Para a deputada do PSDB, gestão do líder do Centrão à frente da Casa banalizou as mudanças na Constituição e afetou a independência do Congresso Nacional: ‘Virou uma escolhumbação’, afirmou à Jovem Pan
Ex-líder do governo Bolsonaro no Congresso Nacional e recém-chegada ao ninho tucano, a deputada federal Joice Hasselmann (PSDB-SP) se orgulha de ter sido uma das 17 parlamentares a votar contra a Proposta de Emenda à Constituição (PEC) que cria e turbina programas sociais a menos de três meses da eleição. Da tribuna da Câmara dos Deputados, Hasselmann não poupou críticas à proposta, classificada por ela como eleitoreira e tentativa de compra de votos. “Essa PEC rasga a lei eleitoral, rasga a Constituição e o que era crime até agora deixa de ser crime. Compra de voto, doação de qualquer tipo deixa de ser crime para o presidente da República, para os outros não.
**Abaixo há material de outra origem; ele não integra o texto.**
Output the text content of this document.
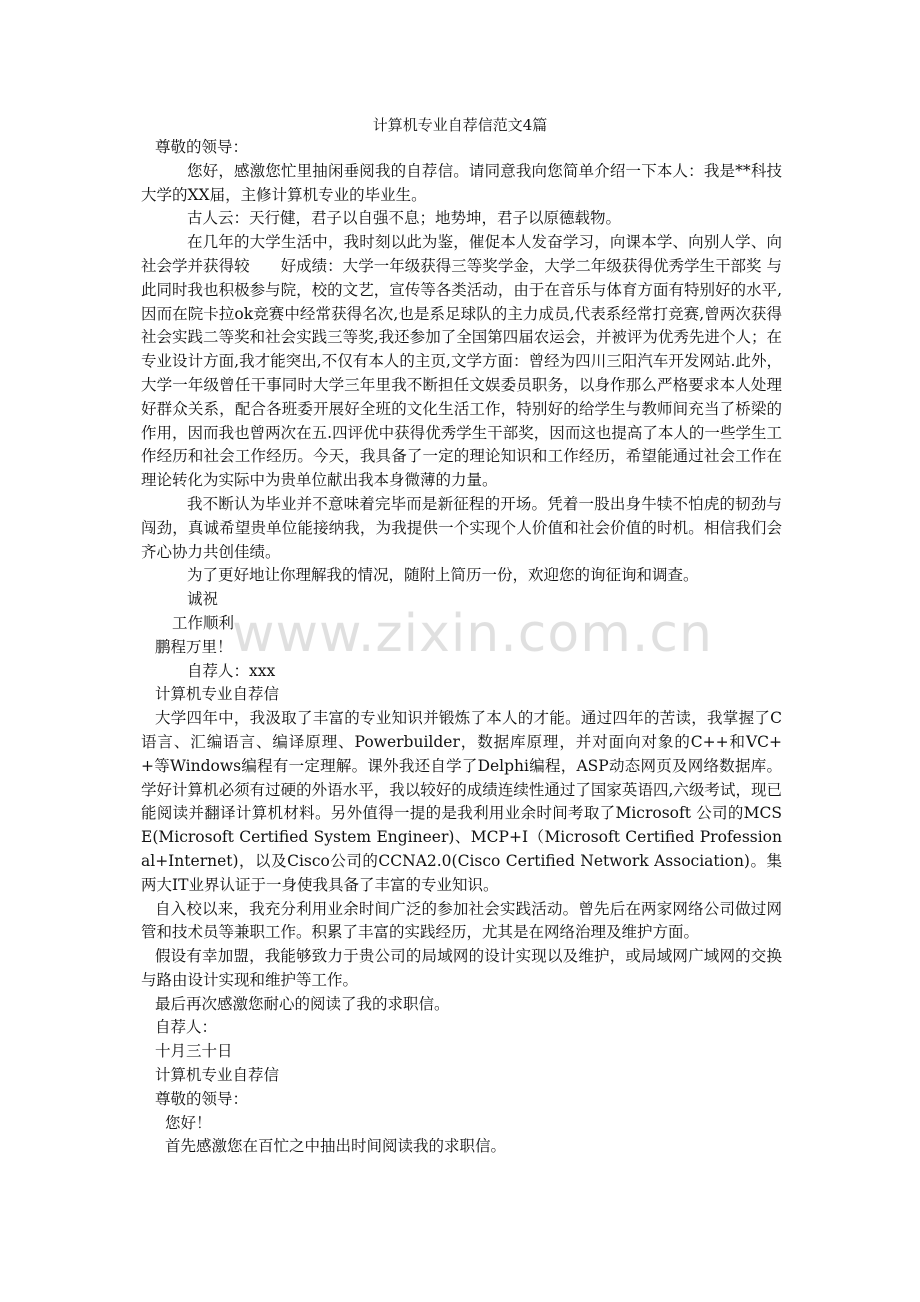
计算机专业自荐信范文4篇

尊敬的领导：

您好，感激您忙里抽闲垂阅我的自荐信。请同意我向您简单介绍一下本人：我是**科技大学的XX届，主修计算机专业的毕业生。

古人云：天行健，君子以自强不息；地势坤，君子以原德载物。

在几年的大学生活中，我时刻以此为鉴，催促本人发奋学习，向课本学、向别人学、向社会学并获得较　　好成绩：大学一年级获得三等奖学金，大学二年级获得优秀学生干部奖 与此同时我也积极参与院，校的文艺，宣传等各类活动，由于在音乐与体育方面有特别好的水平,因而在院卡拉ok竞赛中经常获得名次,也是系足球队的主力成员,代表系经常打竞赛,曾两次获得社会实践二等奖和社会实践三等奖,我还参加了全国第四届农运会，并被评为优秀先进个人；在专业设计方面,我才能突出,不仅有本人的主页,文学方面：曾经为四川三阳汽车开发网站.此外，大学一年级曾任干事同时大学三年里我不断担任文娱委员职务，以身作那么严格要求本人处理好群众关系，配合各班委开展好全班的文化生活工作，特别好的给学生与教师间充当了桥梁的作用，因而我也曾两次在五.四评优中获得优秀学生干部奖，因而这也提高了本人的一些学生工作经历和社会工作经历。今天，我具备了一定的理论知识和工作经历，希望能通过社会工作在理论转化为实际中为贵单位献出我本身微薄的力量。

我不断认为毕业并不意味着完毕而是新征程的开场。凭着一股出身牛犊不怕虎的韧劲与闯劲，真诚希望贵单位能接纳我，为我提供一个实现个人价值和社会价值的时机。相信我们会齐心协力共创佳绩。

为了更好地让你理解我的情况，随附上简历一份，欢迎您的询征询和调查。

诚祝

工作顺利

鹏程万里！

自荐人：xxx

计算机专业自荐信

大学四年中，我汲取了丰富的专业知识并锻炼了本人的才能。通过四年的苦读，我掌握了C语言、汇编语言、编译原理、Powerbuilder，数据库原理，并对面向对象的C++和VC++等Windows编程有一定理解。课外我还自学了Delphi编程，ASP动态网页及网络数据库。学好计算机必须有过硬的外语水平，我以较好的成绩连续性通过了国家英语四,六级考试，现已能阅读并翻译计算机材料。另外值得一提的是我利用业余时间考取了Microsoft 公司的MCSE(Microsoft Certified System Engineer)、MCP+I（Microsoft Certified Professional+Internet)，以及Cisco公司的CCNA2.0(Cisco Certified Network Association)。集两大IT业界认证于一身使我具备了丰富的专业知识。

自入校以来，我充分利用业余时间广泛的参加社会实践活动。曾先后在两家网络公司做过网管和技术员等兼职工作。积累了丰富的实践经历，尤其是在网络治理及维护方面。

假设有幸加盟，我能够致力于贵公司的局域网的设计实现以及维护，或局域网广域网的交换与路由设计实现和维护等工作。

最后再次感激您耐心的阅读了我的求职信。

自荐人：

十月三十日

计算机专业自荐信

尊敬的领导：

您好！

首先感激您在百忙之中抽出时间阅读我的求职信。

www.zixin.com.cn
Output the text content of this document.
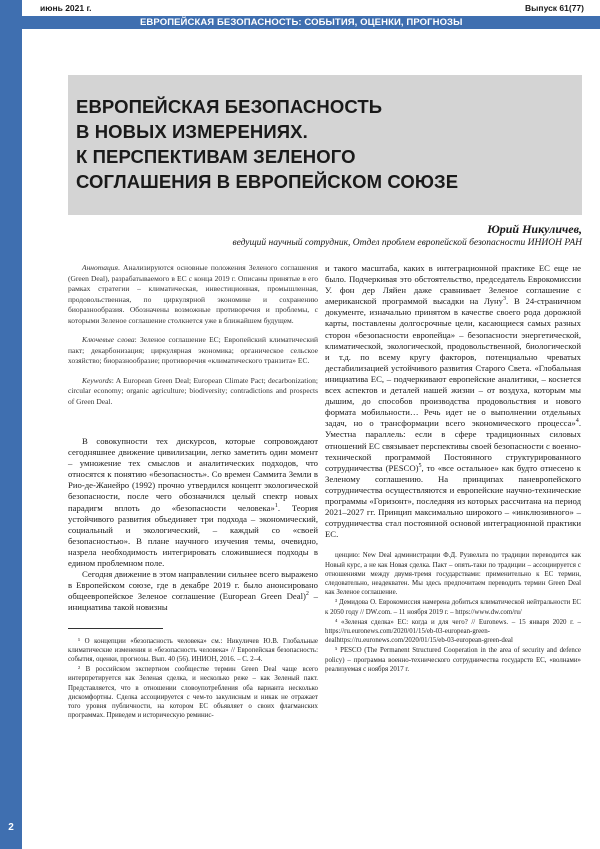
2
июнь 2021 г.	Выпуск 61(77)
ЕВРОПЕЙСКАЯ БЕЗОПАСНОСТЬ: СОБЫТИЯ, ОЦЕНКИ, ПРОГНОЗЫ
ЕВРОПЕЙСКАЯ БЕЗОПАСНОСТЬ
В НОВЫХ ИЗМЕРЕНИЯХ.
К ПЕРСПЕКТИВАМ ЗЕЛЕНОГО
СОГЛАШЕНИЯ В ЕВРОПЕЙСКОМ СОЮЗЕ
Юрий Никуличев,
ведущий научный сотрудник, Отдел проблем европейской безопасности ИНИОН РАН

Аннотация. Анализируются основные положения Зеленого соглашения (Green Deal), разрабатываемого в ЕС с конца 2019 г. Описаны принятые в его рамках стратегии – климатическая, инвестиционная, промышленная, продовольственная, по циркулярной экономике и сохранению биоразнообразия. Обозначены возможные противоречия и проблемы, с которыми Зеленое соглашение столкнется уже в ближайшем будущем.

Ключевые слова: Зеленое соглашение ЕС; Европейский климатический пакт; декарбонизация; циркулярная экономика; органическое сельское хозяйство; биоразнообразие; противоречия «климатического транзита» ЕС.

Keywords: A European Green Deal; European Climate Pact; decarbonization; circular economy; organic agriculture; biodiversity; contradictions and prospects of Green Deal.

В совокупности тех дискурсов, которые сопровождают сегодняшнее движение цивилизации, легко заметить один момент – умножение тех смыслов и аналитических подходов, что относятся к понятию «безопасность». Со времен Саммита Земли в Рио-де-Жанейро (1992) прочно утвердился концепт экологической безопасности, после чего обозначился целый спектр новых парадигм вплоть до «безопасности человека»$^1$. Теория устойчивого развития объединяет три подхода – экономический, социальный и экологический, – каждый со «своей безопасностью». В плане научного изучения темы, очевидно, назрела необходимость интегрировать сложившиеся подходы в едином проблемном поле.

Сегодня движение в этом направлении сильнее всего выражено в Европейском союзе, где в декабре 2019 г. было анонсировано общеевропейское Зеленое соглашение (European Green Deal)$^2$ – инициатива такой новизны

¹ О концепции «безопасность человека» см.: Никуличев Ю.В. Глобальные климатические изменения и «безопасность человека» // Европейская безопасность: события, оценки, прогнозы. Вып. 40 (56). ИНИОН, 2016. – С. 2–4.

² В российском экспертном сообществе термин Green Deal чаще всего интерпретируется как Зеленая сделка, и несколько реже – как Зеленый пакт. Представляется, что в отношении словоупотребления оба варианта несколько дискомфортны. Сделка ассоциируется с чем-то закулисным и никак не отражает того уровня публичности, на котором ЕС объявляет о своих флагманских программах. Приведем и историческую реминис-

и такого масштаба, каких в интеграционной практике ЕС еще не было. Подчеркивая это обстоятельство, председатель Еврокомиссии У. фон дер Ляйен даже сравнивает Зеленое соглашение с американской программой высадки на Луну$^3$. В 24-страничном документе, изначально принятом в качестве своего рода дорожной карты, поставлены долгосрочные цели, касающиеся самых разных сторон «безопасности европейца» – безопасности энергетической, климатической, экологической, продовольственной, биологической и т.д. по всему кругу факторов, потенциально чреватых дестабилизацией устойчивого развития Старого Света. «Глобальная инициатива ЕС, – подчеркивают европейские аналитики, – коснется всех аспектов и деталей нашей жизни – от воздуха, которым мы дышим, до способов производства продовольствия и нового формата мобильности… Речь идет не о выполнении отдельных задач, но о трансформации всего экономического процесса»$^4$. Уместна параллель: если в сфере традиционных силовых отношений ЕС связывает перспективы своей безопасности с военно-технической программой Постоянного структурированного сотрудничества (PESCO)$^5$, то «все остальное» как будто отнесено к Зеленому соглашению. На принципах паневропейского сотрудничества осуществляются и европейские научно-технические программы «Горизонт», последняя из которых рассчитана на период 2021–2027 гг. Принцип максимально широкого – «инклюзивного» – сотрудничества стал постоянной основой интеграционной практики ЕС.

ценцию: New Deal администрации Ф.Д. Рузвельта по традиции переводится как Новый курс, а не как Новая сделка. Пакт – опять-таки по традиции – ассоциируется с отношениями между двумя-тремя государствами: применительно к ЕС термин, следовательно, неадекватен. Мы здесь предпочитаем переводить термин Green Deal как Зеленое соглашение.

³ Демидова О. Еврокомиссия намерена добиться климатической нейтральности ЕС к 2050 году // DW.com. – 11 ноября 2019 г. – https://www.dw.com/ru/

⁴ «Зеленая сделка» ЕС: когда и для чего? // Euronews. – 15 января 2020 г. – https://ru.euronews.com/2020/01/15/eb-03-european-green-dealhttps://ru.euronews.com/2020/01/15/eb-03-european-green-deal

⁵ PESCO (The Permanent Structured Cooperation in the area of security and defence policy) – программа военно-технического сотрудничества государств ЕС, «волнами» реализуемая с ноября 2017 г.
E a decretação do estado de emergência? O que nós temos de emergência? A emergência está acontecendo na Ucrânia. É muito escancarado, eles nem disfarçaram. Eu não poderia ir a favor de uma PEC que vai arrebentar um pouco do que sobra do teto de gastos e que vai deixar o povo, a partir de 2023, um pouco mais pobre”, disse a deputada em entrevista à Jovem Pan. Joice também sobe o tom contra o presidente da Câmara, Arthur Lira (PP-AL), a quem chama de “trator”, critica a decisão do PSDB de não apresentar um candidato à Presidência da República pela primeira vez desde a redemocratização, sentencia o fracasso da terceira via e afirma que, em um eventual segundo turno entre o ex-presidente Luiz Inácio Lula da Silva (PT) e o presidente Jair Bolsonaro (PL), anulará seu voto. “Não quero colocar a minha digital em algo que vai realmente prejudicar o Brasil”, justifica. Confira abaixo os principais trechos da entrevista:
A Câmara aprovou a PEC das Bondades neste semana. A senhor classificou a proposta como eleitoreira e manobra para compra de votos. Como a senhora avalia a postura do Congresso ao aprovar um pacote de R$ 41,25 bilhões a três meses das eleições? Perdeu-se o respeito às leis? Totalmente. O presidente da República tem o Congresso, o Centrão aliás, com ele e o Centrão cobra caro – e muito caro. O presidente hoje é uma simbiose. Não vou dizer que ele é vítima, porque foi ele que trouxe o Centrão, mas ele aluga o Centrão para permanecer no governo e o Centrão faz o que bem entende. Tanto é que vimos a aprovação dessa PEC Eleitoral, essa PEC Kamikaze, que tentaram colocar o nome de bondade, mas é só maldade com o povo brasileiro. No primeiro turno, teve eu e mais três deputados [contrários]. No segundo, alguns abriram os olhos e votaram também contra, mas imagina em uma Câmara de 513 deputados ter 14 só. Do meu partido só eu votei contra. Essa PEC rasga a lei eleitoral, rasga a Constituição e o que era crime até agora deixa de ser crime. Compra de voto, doação de qualquer tipo deixa de ser crime para o presidente da República, para os outros não. E a decretação do estado de emergência? O que nós temos de emergência? A emergência está acontecendo na Ucrânia. É muito escancarado, eles nem disfarçaram. Eu não poderia ir a favor de uma PEC que vai arrebentar um pouco do que sobra do teto de gastos e que vai deixar o povo, a partir de 2023, um pouco mais pobre.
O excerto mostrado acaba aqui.